During the COVID-19 crisis, many people may have had less sex while taking precautions to avoid contracting the coronavirus. But at the same time, medical services, including STI and HIV screening, treatment and partner services, have been curtailed, which could push rates higher. In fact, the reduction in STI services preceded the pandemic. According to a recent report from the National Academy of Sciences, Engineering, and Medicine, COVID-19 “has exposed weaknesses in public health preparedness due to weak infrastructure, an under-capacitated and under-resourced workforce and limited surge capacity.” Preliminary data suggest that many of these concerning trends continued in 2020.

Although many sexual health clinics have reopened, COVID-19 led to a shift to telehealth that may continue beyond the pandemic. TakeMeHome, for example, offers home delivery of free test kits for chlamydia, gonorrhea, syphilis and HIV. Swabs are used to collect throat and rectal samples, and blood samples are collected from a finger stick. The HIV test provides results in 20 minutes. Other samples are mailed to a lab for analysis, and results can be viewed online. Visit for more information in English and Spanish.
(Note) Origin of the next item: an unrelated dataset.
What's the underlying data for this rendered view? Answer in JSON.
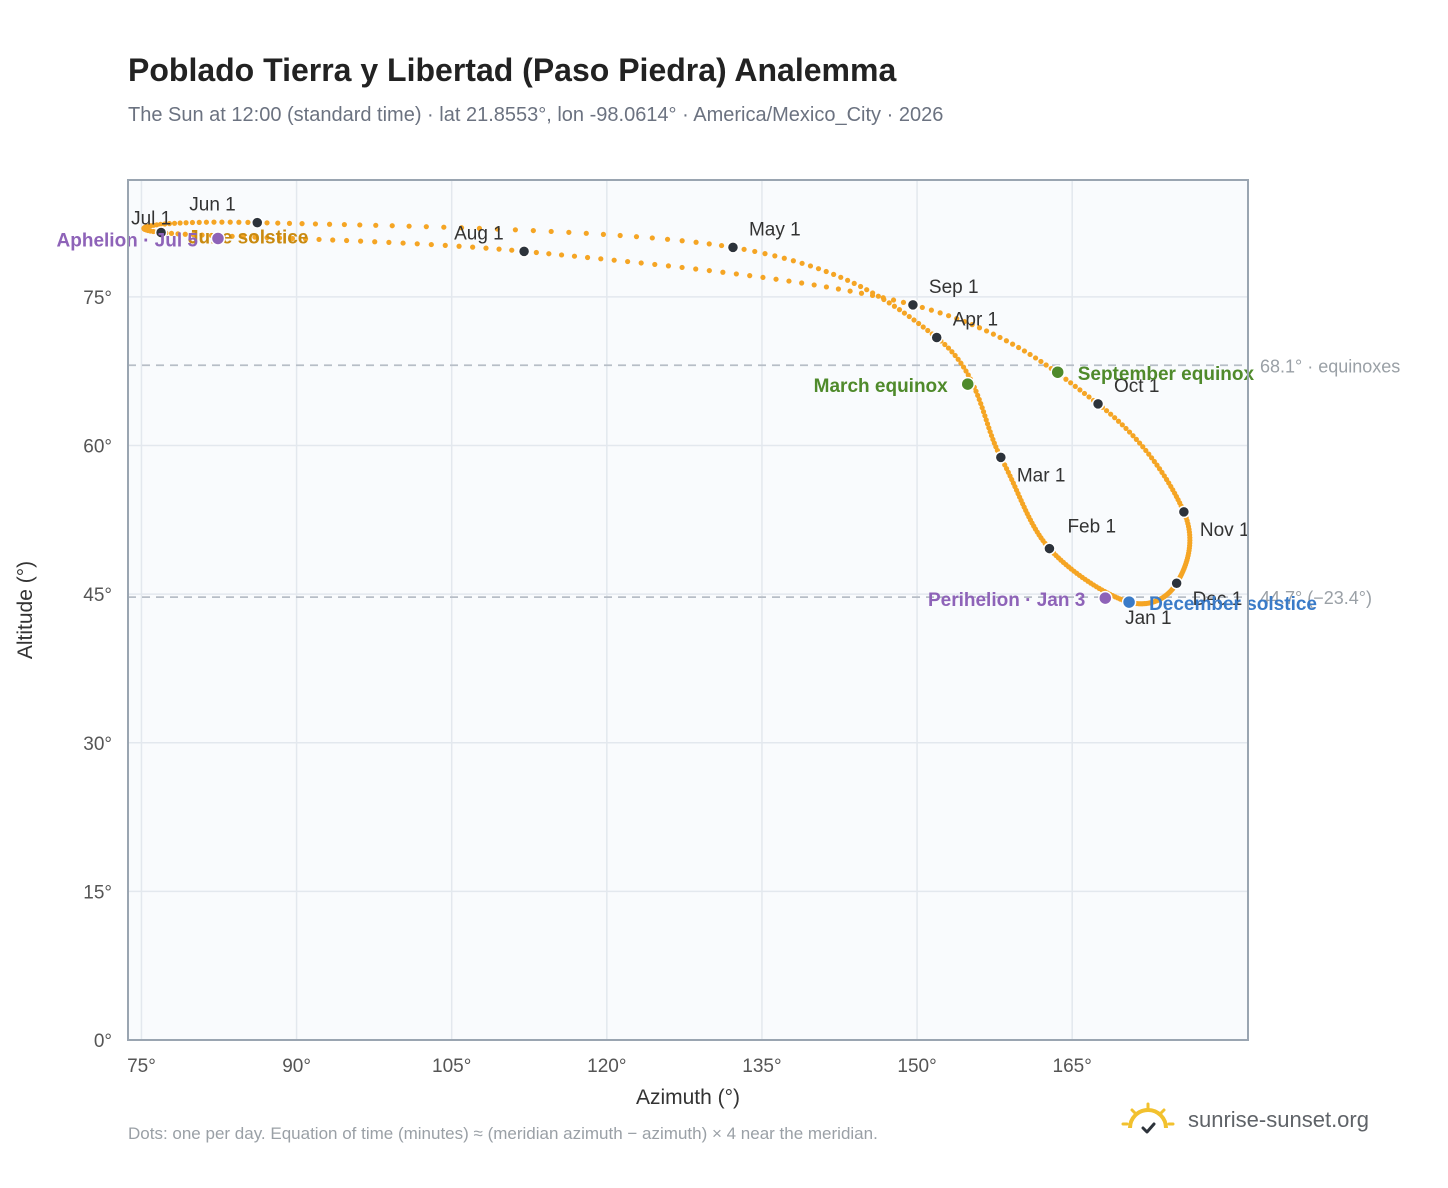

In addition to telehealth, the CDC has also identified other strategies to provide greater access to STI services, including “STD express clinics” that provide walk-in testing and treatment without a full clinical exam and partnering with pharmacies and retail health clinics. The new data also highlight the need for comprehensive sex education in schools.

“STDs will not wait for the pandemic to end, so we must rise to the challenge now,” Romaguera said. “These new data should create a sense of urgency and mobilize the resources needed, so that future reports can tell a different story.”